Closer Look: SF Massacre Prompts Review Of Vietnamese Immigration Policies
SAN FRANCISCO (CBS 5) - The arrest of Binh Thai Luc for five murders in San Francisco's Ingleside District has focused both local and nationwide attention on U.S. immigration and deportation policies. Questions over why Luc was not deported after he served prison time for violent crimes in the past have arisen in political circles from San Francisco City Hall to the United States Congress.
One legal expert said the issue goes back decades. "The problem with Mr. Luc goes back to the fact that he's from Vietnam," said USF Law Professor Bill Hing. "It goes back, believe it or not, to the Vietnam War."

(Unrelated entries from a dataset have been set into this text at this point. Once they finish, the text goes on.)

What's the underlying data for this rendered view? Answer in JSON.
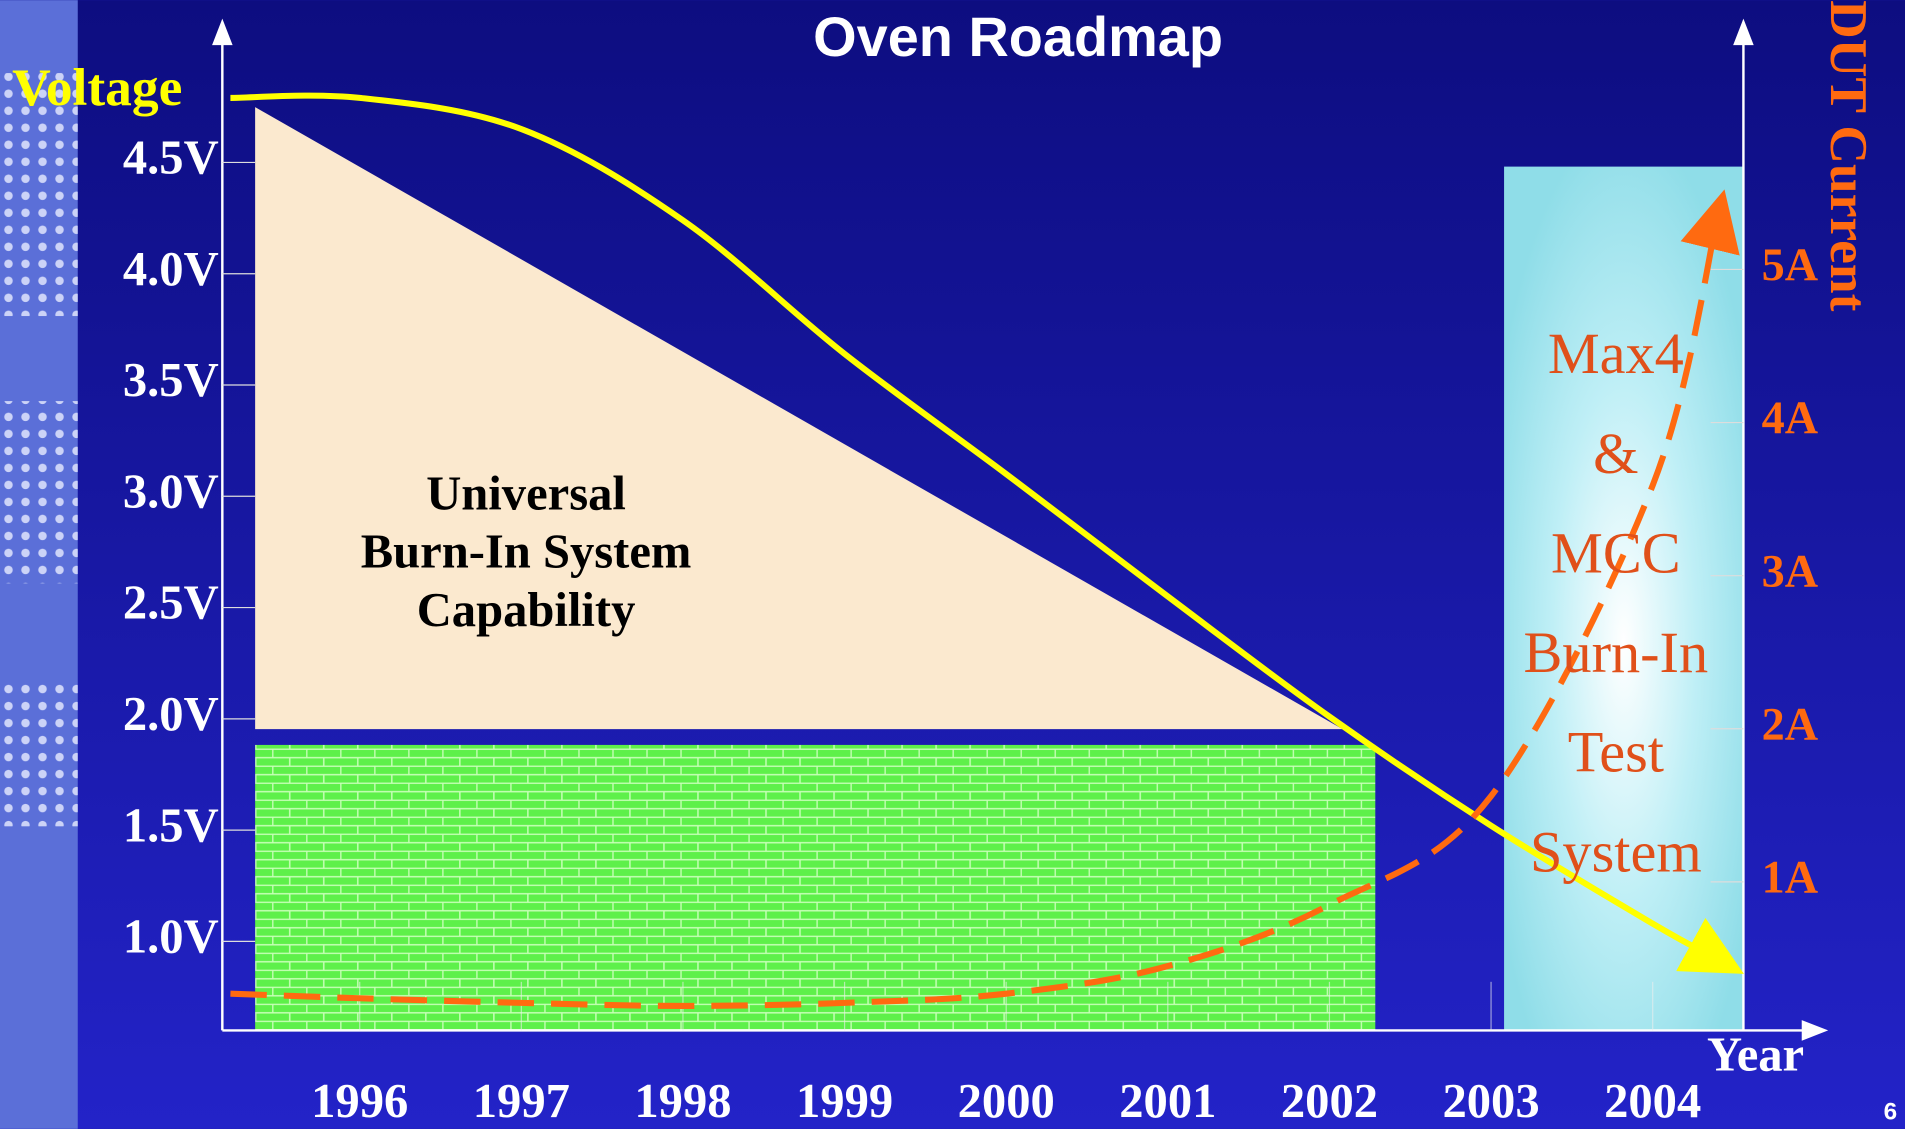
{
  "chart_data": {
    "type": "line",
    "title": "Oven Roadmap",
    "y_label": "Voltage",
    "y2_label": "DUT Current",
    "x_label": "Year",
    "x": [
      1995.2,
      1996,
      1997,
      1998,
      1999,
      2000,
      2001,
      2002,
      2003,
      2004,
      2004.4
    ],
    "xlim": [
      1995.15,
      2005.05
    ],
    "xticks": [
      1996,
      1997,
      1998,
      1999,
      2000,
      2001,
      2002,
      2003,
      2004
    ],
    "ylim": [
      0.6,
      5.12
    ],
    "yticks": [
      {
        "value": 1.0,
        "label": "1.0V"
      },
      {
        "value": 1.5,
        "label": "1.5V"
      },
      {
        "value": 2.0,
        "label": "2.0V"
      },
      {
        "value": 2.5,
        "label": "2.5V"
      },
      {
        "value": 3.0,
        "label": "3.0V"
      },
      {
        "value": 3.5,
        "label": "3.5V"
      },
      {
        "value": 4.0,
        "label": "4.0V"
      },
      {
        "value": 4.5,
        "label": "4.5V"
      }
    ],
    "y2lim": [
      0.03,
      6.6
    ],
    "y2ticks": [
      {
        "value": 1,
        "label": "1A"
      },
      {
        "value": 2,
        "label": "2A"
      },
      {
        "value": 3,
        "label": "3A"
      },
      {
        "value": 4,
        "label": "4A"
      },
      {
        "value": 5,
        "label": "5A"
      }
    ],
    "series": [
      {
        "name": "Voltage",
        "color": "#ffff00",
        "values": [
          4.79,
          4.79,
          4.65,
          4.24,
          3.64,
          3.1,
          2.55,
          2.01,
          1.52,
          1.08,
          0.92
        ]
      },
      {
        "name": "DUT Current",
        "color": "#ff6a10",
        "axis": "y2",
        "dashed": true,
        "values": [
          0.27,
          0.24,
          0.21,
          0.19,
          0.21,
          0.27,
          0.45,
          0.85,
          1.56,
          3.59,
          5.33
        ]
      }
    ],
    "annotations": [
      [
        "Universal",
        "Burn-In System",
        "Capability"
      ],
      [
        "Max4",
        "&",
        "MCC",
        "Burn-In",
        "Test",
        "System"
      ]
    ]
  },
  "page_number": "6"
}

Hing explained that up until six years ago, Vietnam did not commonly issue travel documents for its former citizens that the United States wanted to send home, even those that had been convicted of a violent crime or those that were in the United States illegally.
"Because we were not on great terms with Vietnam," said Hing. "We could not automatically send someone back to that country. They have to agree to accept those individuals."

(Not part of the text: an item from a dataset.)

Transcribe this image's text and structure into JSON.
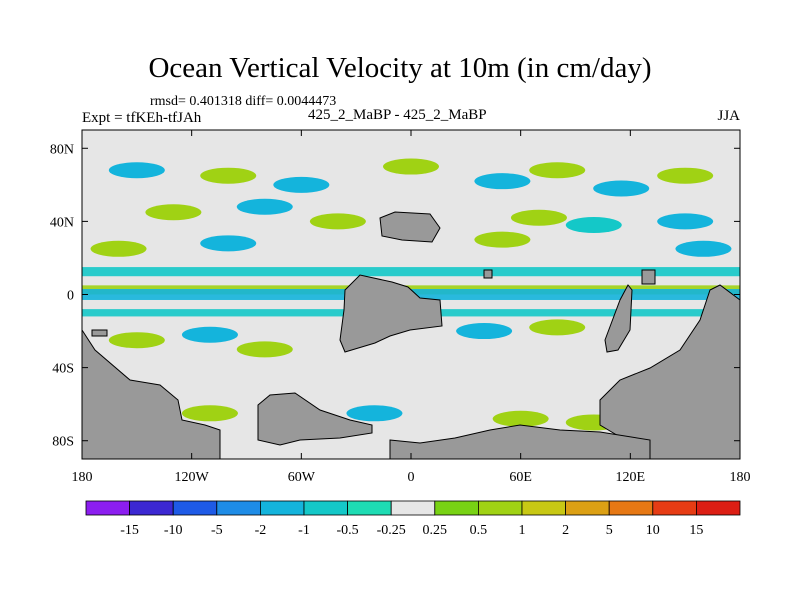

Vietnam also had to issue the individuals faced with deportation Vietnamese passports, which Vietnam was reluctant to do for refugees that had fled the country's communist regime.

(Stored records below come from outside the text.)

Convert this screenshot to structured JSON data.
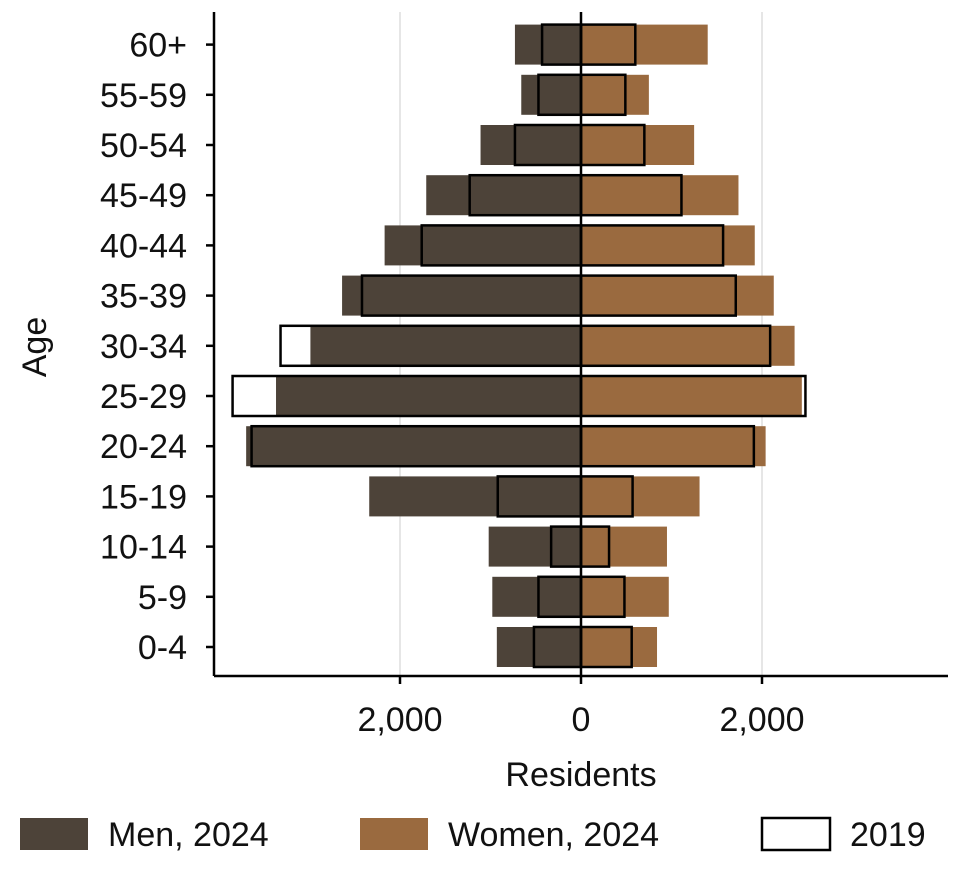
{
  "chart_data": {
    "type": "bar",
    "orientation": "horizontal",
    "title": "",
    "xlabel": "Residents",
    "ylabel": "Age",
    "categories": [
      "0-4",
      "5-9",
      "10-14",
      "15-19",
      "20-24",
      "25-29",
      "30-34",
      "35-39",
      "40-44",
      "45-49",
      "50-54",
      "55-59",
      "60+"
    ],
    "xlim": [
      -4050,
      4050
    ],
    "x_ticks": [
      {
        "value": -2000,
        "label": "2,000"
      },
      {
        "value": 0,
        "label": "0"
      },
      {
        "value": 2000,
        "label": "2,000"
      }
    ],
    "grid": "vertical",
    "legend_position": "bottom",
    "series": [
      {
        "name": "Men, 2024",
        "side": "left",
        "color": "#4d4339",
        "style": "filled",
        "values": [
          930,
          980,
          1020,
          2340,
          3700,
          3370,
          2990,
          2640,
          2170,
          1710,
          1110,
          660,
          730
        ]
      },
      {
        "name": "Women, 2024",
        "side": "right",
        "color": "#9a6a3f",
        "style": "filled",
        "values": [
          840,
          970,
          950,
          1310,
          2040,
          2440,
          2360,
          2130,
          1920,
          1740,
          1250,
          750,
          1400
        ]
      },
      {
        "name": "2019",
        "side": "both",
        "color": "#000000",
        "style": "outline",
        "values_men": [
          520,
          470,
          330,
          920,
          3640,
          3850,
          3320,
          2420,
          1760,
          1230,
          730,
          470,
          430
        ],
        "values_women": [
          560,
          480,
          310,
          570,
          1910,
          2480,
          2090,
          1710,
          1570,
          1110,
          700,
          490,
          600
        ]
      }
    ]
  }
}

In 2006, Vietnam began allowing citizens back into the country but only if those individuals had left before 1995. Hing said that is because the Hanoi "feels that they are products of the United States, that they entered here as infants and toddlers and that they grew up here and that their criminality has little to do with them being Vietnamese."
As for Luc's release from custody after he had served his sentence, Hing sited the Supreme Court's 11-year-old ruling that immigrants cannot be held indefinitely while waiting for their deportation travel documents. The court ruled that after 180 days, the convicted individuals have to be given a chance to show that they have rehabilitated for their crimes.
Hing also said that he feels there will be pressure now for Vietnam to issue travel documents to its citizens awaiting deportation in the United States, and to issue those documents quickly.
To date, Hing said the United States releases 4000 immigrants each year after those individuals have served prison time. That number comprises individuals from a wide range of countries, not just Vietnam.